Today, as I write this, I've just finished the seventh book in my American historical series. It takes place in 1860 and the story line is woven around the Pony Express. I've spent the last few months studying the movement of horses, and learning more about this portion of American history than I ever thought possible. I told a friend the other day that, after a morning of working on this novel, I was surprised to see cars driving by my door instead of horses. My private world has consisted of dirt roads, wide open prairie land and wild mustangs. Am I this generation's occasional lunatic? Or am I merely an author?

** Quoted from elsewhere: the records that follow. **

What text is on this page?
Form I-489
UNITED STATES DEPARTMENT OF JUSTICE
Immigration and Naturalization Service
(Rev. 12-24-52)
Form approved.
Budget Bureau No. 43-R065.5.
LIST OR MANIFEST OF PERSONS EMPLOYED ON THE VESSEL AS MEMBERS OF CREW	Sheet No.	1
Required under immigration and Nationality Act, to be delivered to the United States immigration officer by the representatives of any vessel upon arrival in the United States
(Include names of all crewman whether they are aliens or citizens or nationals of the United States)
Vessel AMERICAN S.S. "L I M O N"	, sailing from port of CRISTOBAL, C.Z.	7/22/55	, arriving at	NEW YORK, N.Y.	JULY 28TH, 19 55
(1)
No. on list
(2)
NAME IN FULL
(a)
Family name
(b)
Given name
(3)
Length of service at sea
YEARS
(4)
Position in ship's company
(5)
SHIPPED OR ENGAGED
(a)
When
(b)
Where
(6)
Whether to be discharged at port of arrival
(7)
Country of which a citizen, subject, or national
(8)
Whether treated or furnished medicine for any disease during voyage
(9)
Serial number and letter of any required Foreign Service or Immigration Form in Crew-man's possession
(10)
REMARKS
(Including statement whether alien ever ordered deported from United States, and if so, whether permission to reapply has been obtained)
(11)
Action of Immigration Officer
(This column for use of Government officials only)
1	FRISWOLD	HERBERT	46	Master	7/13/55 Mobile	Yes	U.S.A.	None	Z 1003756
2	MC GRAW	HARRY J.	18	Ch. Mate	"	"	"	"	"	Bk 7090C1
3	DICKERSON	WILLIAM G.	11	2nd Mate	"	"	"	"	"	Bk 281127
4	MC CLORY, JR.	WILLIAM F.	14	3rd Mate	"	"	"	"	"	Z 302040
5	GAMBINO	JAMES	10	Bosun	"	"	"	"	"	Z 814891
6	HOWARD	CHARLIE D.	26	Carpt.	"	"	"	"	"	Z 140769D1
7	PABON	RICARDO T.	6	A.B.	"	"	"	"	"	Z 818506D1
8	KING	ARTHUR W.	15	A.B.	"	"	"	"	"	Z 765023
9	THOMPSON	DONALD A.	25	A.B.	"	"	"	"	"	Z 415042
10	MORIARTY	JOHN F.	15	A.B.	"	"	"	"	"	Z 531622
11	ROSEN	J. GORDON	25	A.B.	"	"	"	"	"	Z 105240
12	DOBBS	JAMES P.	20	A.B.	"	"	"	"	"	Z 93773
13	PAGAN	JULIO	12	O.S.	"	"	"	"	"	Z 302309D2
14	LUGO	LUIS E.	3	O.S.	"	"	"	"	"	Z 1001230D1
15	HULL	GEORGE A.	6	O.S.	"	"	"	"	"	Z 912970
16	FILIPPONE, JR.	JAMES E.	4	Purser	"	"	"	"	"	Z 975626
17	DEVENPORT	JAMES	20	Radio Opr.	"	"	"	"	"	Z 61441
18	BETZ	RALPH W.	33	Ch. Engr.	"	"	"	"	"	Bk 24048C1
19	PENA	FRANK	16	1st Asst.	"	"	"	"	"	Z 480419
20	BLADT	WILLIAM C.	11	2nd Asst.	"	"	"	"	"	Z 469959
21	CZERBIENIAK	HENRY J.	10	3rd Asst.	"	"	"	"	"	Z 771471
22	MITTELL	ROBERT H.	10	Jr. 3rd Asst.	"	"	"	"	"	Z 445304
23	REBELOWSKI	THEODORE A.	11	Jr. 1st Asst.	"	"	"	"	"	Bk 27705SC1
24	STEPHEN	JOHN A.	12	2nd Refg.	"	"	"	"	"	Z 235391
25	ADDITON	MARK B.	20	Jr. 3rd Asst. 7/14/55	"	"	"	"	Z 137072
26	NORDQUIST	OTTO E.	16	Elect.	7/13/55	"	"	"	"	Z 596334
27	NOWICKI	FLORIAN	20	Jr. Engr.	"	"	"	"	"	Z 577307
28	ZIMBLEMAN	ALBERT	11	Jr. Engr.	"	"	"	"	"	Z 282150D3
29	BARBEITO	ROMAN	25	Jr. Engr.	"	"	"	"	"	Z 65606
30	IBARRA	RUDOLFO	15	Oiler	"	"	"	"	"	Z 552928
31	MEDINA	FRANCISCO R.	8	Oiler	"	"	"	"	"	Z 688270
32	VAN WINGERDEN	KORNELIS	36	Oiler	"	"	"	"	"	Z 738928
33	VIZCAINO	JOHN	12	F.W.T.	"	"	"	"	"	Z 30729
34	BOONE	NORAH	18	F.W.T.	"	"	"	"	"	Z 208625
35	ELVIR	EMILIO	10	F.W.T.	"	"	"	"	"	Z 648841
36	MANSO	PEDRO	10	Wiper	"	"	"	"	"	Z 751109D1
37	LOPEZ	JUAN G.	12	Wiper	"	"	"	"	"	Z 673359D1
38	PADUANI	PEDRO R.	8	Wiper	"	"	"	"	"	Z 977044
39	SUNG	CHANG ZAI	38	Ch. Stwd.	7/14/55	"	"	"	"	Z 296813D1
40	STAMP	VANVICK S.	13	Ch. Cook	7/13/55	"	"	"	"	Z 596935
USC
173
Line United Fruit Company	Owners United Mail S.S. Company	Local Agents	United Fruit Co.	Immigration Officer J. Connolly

The book, Expressly Yours, Samantha, is about ready to be shipped out to my publisher. Normally, I take a break from my historicals, and intersperse a contemporary, just to lighten things up and to keep me grounded in reality. But, for some reason, the 1860s keep calling me. I'm thinking of taking a leaf from the old family tree and write about my great-great-grandmother, who had to maintain a homestead in the hills of southern Ohio and keep four children alive while her husband fought in the Civil War. Obviously, the woman could have used a strong man during these years. Who better to camp out in her woods than a half-breed Ojibwa Indian? So, I'm headed back into the 1860s, where I'll roam the hills and woods of southern Ohio with Susannah and Raoul. I'm headed back into my own private world again.
Here's the cover blurb for Expressly Yours, Samantha, set to release in March, 2015.
Samantha Hughes needs to get away from her wicked uncle, and, following her aunt’s death, she has one day to escape. A sign in the post office offers an avenue out. She can cut her hair, pose as a man, and become Sam Hughes, a Pony Express rider.
Valerian Fitzpatrick has defied his parents and stayed in St. Louis for the past year. He doesn't want the weight of responsibility his brothers have in the family business. All he wants to do is ride horses, and, fortunately, the Pony Express is starting up and looking for wiry young fellows.
When Sam Hughes helps Valerian control a runaway horse, Joseph, Valerian’s brother-in-law, tells him their meeting was destiny. Over the weeks and months that follow, Sam and Val work side by side on the exciting Pony Express. Val assumes Sam is on the run from the law, and helps shield his buddy from the Pinkerton agents. He thinks this must be the destiny Joseph talked about. Although Samantha harbors feelings for Val, he has no idea she’s a woman. Until she suffers a stray gunshot wound and he has to undress her to staunch the wound.
Friendship turns into attraction and maybe even love. When her uncle tracks her down, she is forced to run yet again. She realizes the danger she’s put Valerian into, having him try to shield her from her uncle, and leaves him behind with a note to not track her down. Will he be able to find her again, or is he relieved to not have any responsibility again?